Sur Internet, cette prétendue proposition, aux accents autoritaires, a aussitôt attiré l’attention et suscité des débats en ligne. Pourtant, aucune trace d’un discours ou d’une intervention publique de Thierry Monsenepwo ne confirme ces propos. Approché, Monsenepwo a balayé cette rumeur, dénonçant une manipulation. « Cette campagne est orchestrée par les ennemis de la République pour salir mon image et me pousser à abandonner mon combat. Je reste déterminé à défendre les intérêts de la Patrie et à soutenir le Président Félix Tshisekedi », a-t-il affirmé.

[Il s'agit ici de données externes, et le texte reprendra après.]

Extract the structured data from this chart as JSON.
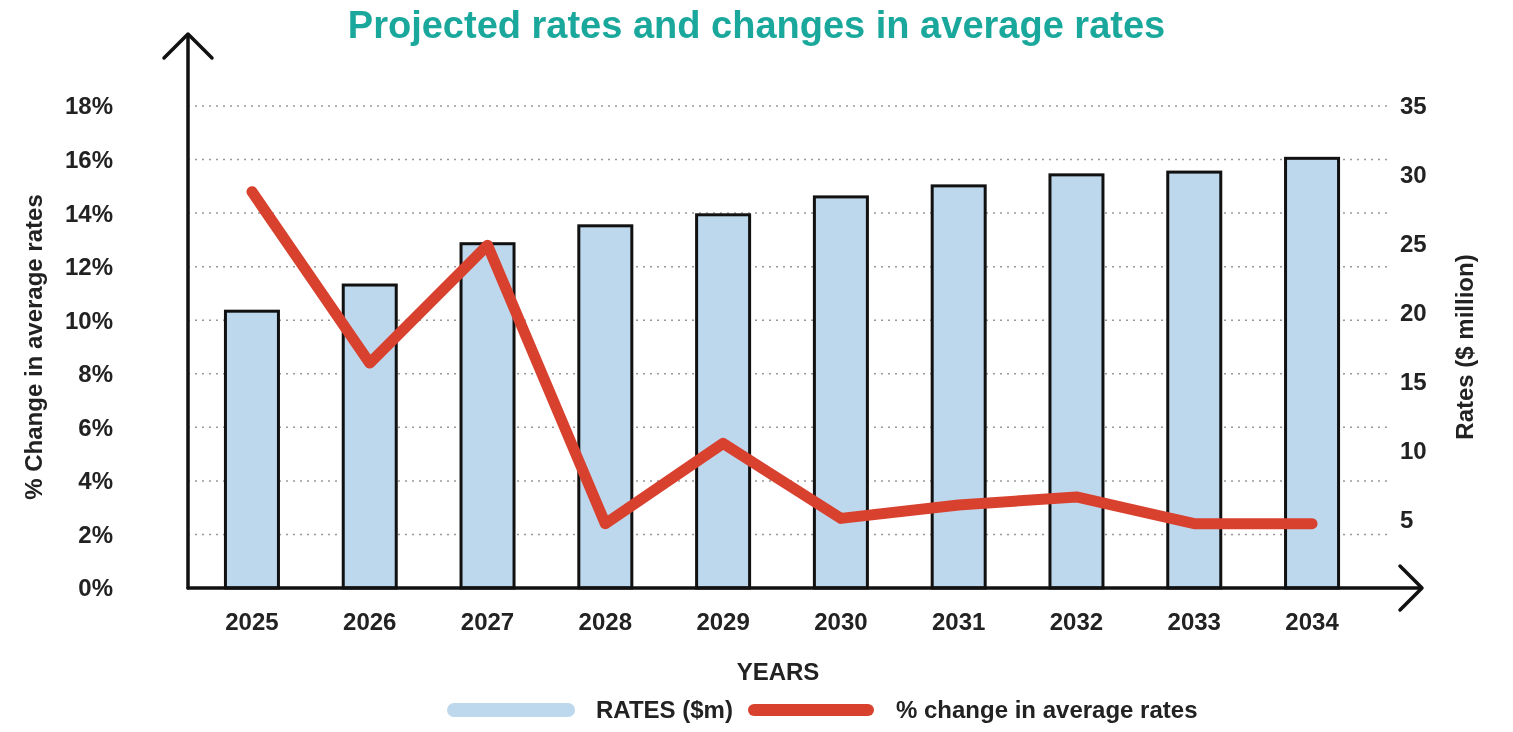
{
  "chart_data": {
    "type": "bar",
    "title": "Projected rates and changes in average rates",
    "xlabel": "YEARS",
    "ylabel": "% Change in average rates",
    "y2label": "Rates ($ million)",
    "categories": [
      "2025",
      "2026",
      "2027",
      "2028",
      "2029",
      "2030",
      "2031",
      "2032",
      "2033",
      "2034"
    ],
    "series": [
      {
        "name": "RATES ($m)",
        "axis": "y2",
        "color": "#bdd7ec",
        "values": [
          20.1,
          22.0,
          25.0,
          26.3,
          27.1,
          28.4,
          29.2,
          30.0,
          30.2,
          31.2
        ]
      },
      {
        "name": "% change in average rates",
        "type": "line",
        "color": "#d9412f",
        "values": [
          14.8,
          8.4,
          12.8,
          2.4,
          5.4,
          2.6,
          3.1,
          3.4,
          2.4,
          2.4
        ]
      }
    ],
    "ylim": [
      0,
      18
    ],
    "yticks": [
      {
        "value": 0,
        "label": "0%"
      },
      {
        "value": 2,
        "label": "2%"
      },
      {
        "value": 4,
        "label": "4%"
      },
      {
        "value": 6,
        "label": "6%"
      },
      {
        "value": 8,
        "label": "8%"
      },
      {
        "value": 10,
        "label": "10%"
      },
      {
        "value": 12,
        "label": "12%"
      },
      {
        "value": 14,
        "label": "14%"
      },
      {
        "value": 16,
        "label": "16%"
      },
      {
        "value": 18,
        "label": "18%"
      }
    ],
    "y2lim": [
      0,
      35
    ],
    "y2ticks": [
      5,
      10,
      15,
      20,
      25,
      30,
      35
    ],
    "grid": "y",
    "legend": "bottom",
    "marker": "none",
    "line_style": "solid"
  }
}
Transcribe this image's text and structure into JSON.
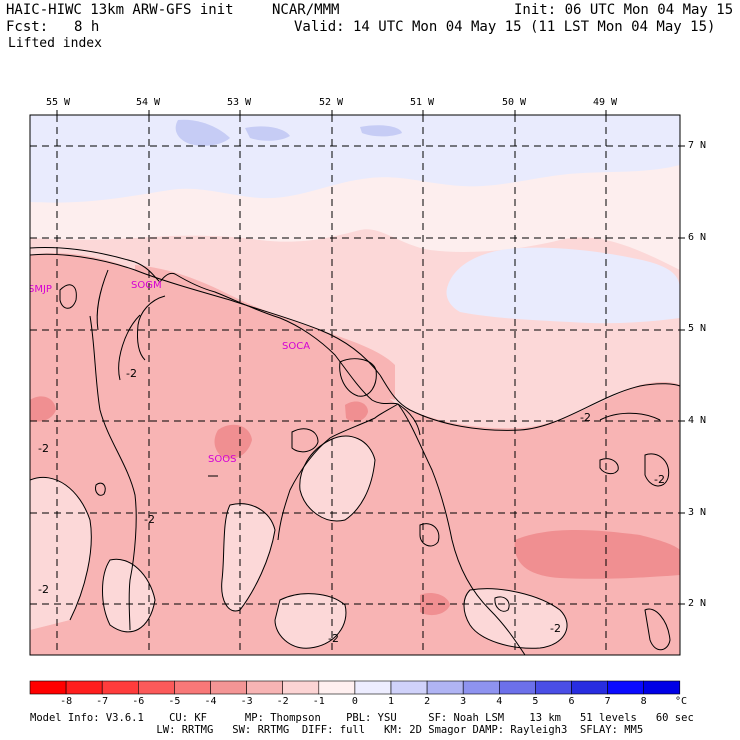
{
  "header": {
    "model": "HAIC-HIWC 13km ARW-GFS init",
    "org": "NCAR/MMM",
    "init": "Init: 06 UTC Mon 04 May 15",
    "fcst_label": "Fcst:",
    "fcst_value": "8 h",
    "valid": "Valid: 14 UTC Mon 04 May 15 (11 LST Mon 04 May 15)",
    "field": "Lifted index"
  },
  "map": {
    "longitude_labels": [
      "55 W",
      "54 W",
      "53 W",
      "52 W",
      "51 W",
      "50 W",
      "49 W"
    ],
    "latitude_labels": [
      "7 N",
      "6 N",
      "5 N",
      "4 N",
      "3 N",
      "2 N"
    ],
    "stations": [
      "SMJP",
      "SOGM",
      "SOCA",
      "SOOS"
    ],
    "contour_label": "-2",
    "colors": {
      "strong_neg": "#f08f91",
      "mid_neg": "#f8b4b4",
      "weak_neg": "#fcd8d8",
      "near_zero": "#fdeeee",
      "weak_pos": "#e9ebfd",
      "mod_pos": "#c6ccf5",
      "station": "#d400d4"
    }
  },
  "colorbar": {
    "ticks": [
      "-8",
      "-7",
      "-6",
      "-5",
      "-4",
      "-3",
      "-2",
      "-1",
      "0",
      "1",
      "2",
      "3",
      "4",
      "5",
      "6",
      "7",
      "8"
    ],
    "unit": "°C",
    "colors": [
      "#ff0000",
      "#ff1e1e",
      "#ff3c3c",
      "#fc5a5a",
      "#f87878",
      "#f49595",
      "#f7b4b4",
      "#fcd4d4",
      "#fff0f0",
      "#ededff",
      "#d0d2fa",
      "#b0b4f4",
      "#8e93f0",
      "#6c70ea",
      "#4a4ee6",
      "#282de0",
      "#0a0aff",
      "#0000e6"
    ]
  },
  "footer": {
    "line1": "Model Info: V3.6.1    CU: KF      MP: Thompson    PBL: YSU     SF: Noah LSM    13 km   51 levels   60 sec",
    "line2": "                    LW: RRTMG   SW: RRTMG  DIFF: full   KM: 2D Smagor DAMP: Rayleigh3  SFLAY: MM5"
  }
}
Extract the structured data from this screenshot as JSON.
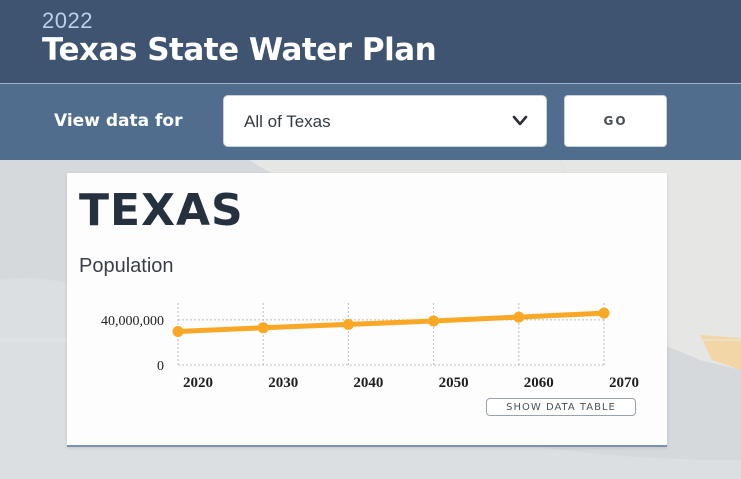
{
  "header": {
    "year": "2022",
    "title": "Texas State Water Plan"
  },
  "toolbar": {
    "view_label": "View data for",
    "region_select": {
      "value": "All of Texas"
    },
    "go_label": "GO"
  },
  "card": {
    "region": "TEXAS",
    "metric": "Population",
    "data_table_label": "SHOW DATA TABLE"
  },
  "colors": {
    "header": "#3f5470",
    "toolbar": "#506d8e",
    "series": "#f9a825"
  },
  "icons": {
    "dropdown": "chevron-down-icon"
  },
  "chart_data": {
    "type": "line",
    "title": "",
    "xlabel": "",
    "ylabel": "",
    "x": [
      2020,
      2030,
      2040,
      2050,
      2060,
      2070
    ],
    "x_tick_labels": [
      "2020",
      "2030",
      "2040",
      "2050",
      "2060",
      "2070"
    ],
    "y_tick_labels": [
      "0",
      "40,000,000"
    ],
    "y_ticks": [
      0,
      40000000
    ],
    "ylim": [
      0,
      55000000
    ],
    "grid": true,
    "series": [
      {
        "values": [
          29700000,
          33000000,
          36000000,
          39000000,
          42500000,
          46000000
        ]
      }
    ]
  }
}
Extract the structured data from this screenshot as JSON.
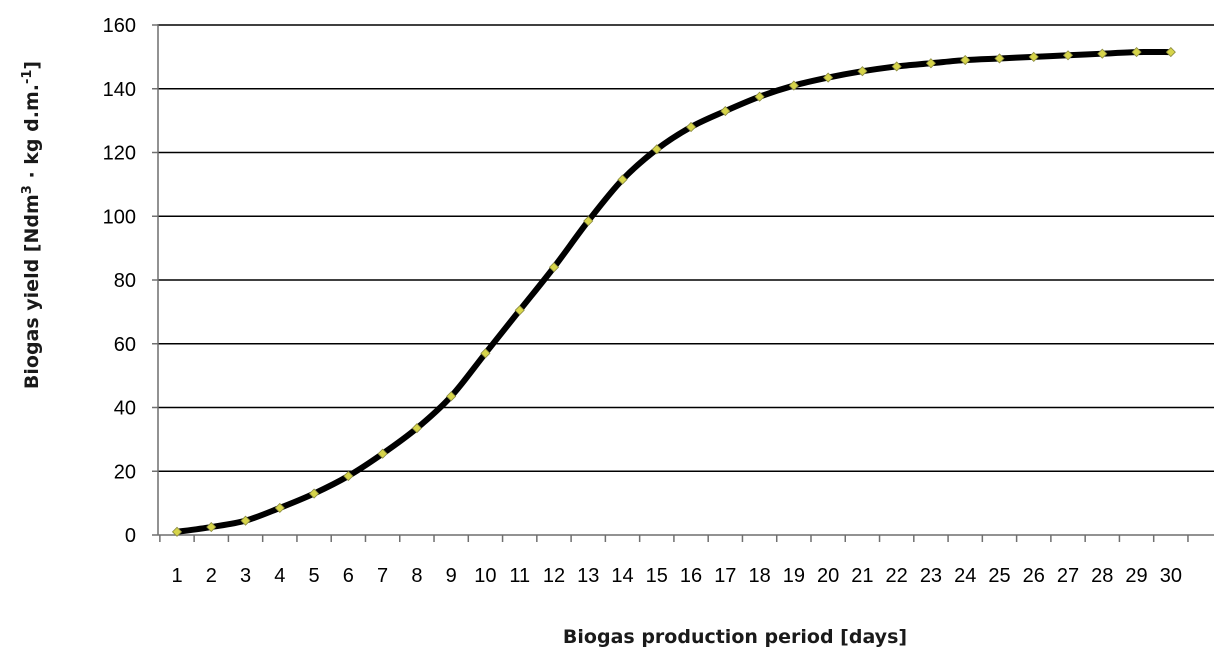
{
  "chart_data": {
    "type": "line",
    "title": "",
    "xlabel": "Biogas production period [days]",
    "ylabel": {
      "part1": "Biogas yield [Ndm",
      "sup1": "3",
      "part2": " · kg d.m.",
      "sup2": "-1",
      "part3": "]"
    },
    "x": [
      1,
      2,
      3,
      4,
      5,
      6,
      7,
      8,
      9,
      10,
      11,
      12,
      13,
      14,
      15,
      16,
      17,
      18,
      19,
      20,
      21,
      22,
      23,
      24,
      25,
      26,
      27,
      28,
      29,
      30
    ],
    "series": [
      {
        "values": [
          1,
          2.5,
          4.5,
          8.5,
          13,
          18.5,
          25.5,
          33.5,
          43.5,
          57,
          70.5,
          84,
          98.5,
          111.5,
          121,
          128,
          133,
          137.5,
          141,
          143.5,
          145.5,
          147,
          148,
          149,
          149.5,
          150,
          150.5,
          151,
          151.5,
          151.5
        ],
        "line_color": "#000000",
        "marker_color": "#d6d44a"
      }
    ],
    "ylim": [
      0,
      160
    ],
    "yticks": [
      0,
      20,
      40,
      60,
      80,
      100,
      120,
      140,
      160
    ],
    "xticks": [
      "1",
      "2",
      "3",
      "4",
      "5",
      "6",
      "7",
      "8",
      "9",
      "10",
      "11",
      "12",
      "13",
      "14",
      "15",
      "16",
      "17",
      "18",
      "19",
      "20",
      "21",
      "22",
      "23",
      "24",
      "25",
      "26",
      "27",
      "28",
      "29",
      "30"
    ],
    "grid": true,
    "legend": "none",
    "colors": {
      "grid": "#000000",
      "axis": "#6f6f6f",
      "line": "#000000",
      "marker_fill": "#d6d44a",
      "marker_stroke": "#8a8a40"
    }
  }
}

Le monitoring mené dans les médias n’a pas non plus permis de retrouver les traces de cette déclaration. De son côté, l’internaute André Kabole, qui a été l’un des premiers à diffuser cette désinformation, a expliqué l’avoir « piqué sur internet », précisant ne pas savoir « si c’est vrai ou faux ». Congo Check a également approché Cédric Beya, journaliste qui couvre habituellement les activités e Monsenepwo. « Non, il n’a pas dit ça, sinon on l’aurait su en tant que média partenaire », a-t-il répondu.
La désinformation s’appuie parfois sur un contexte réel dans le but de détourner l’actualité pour alimenter la polémique.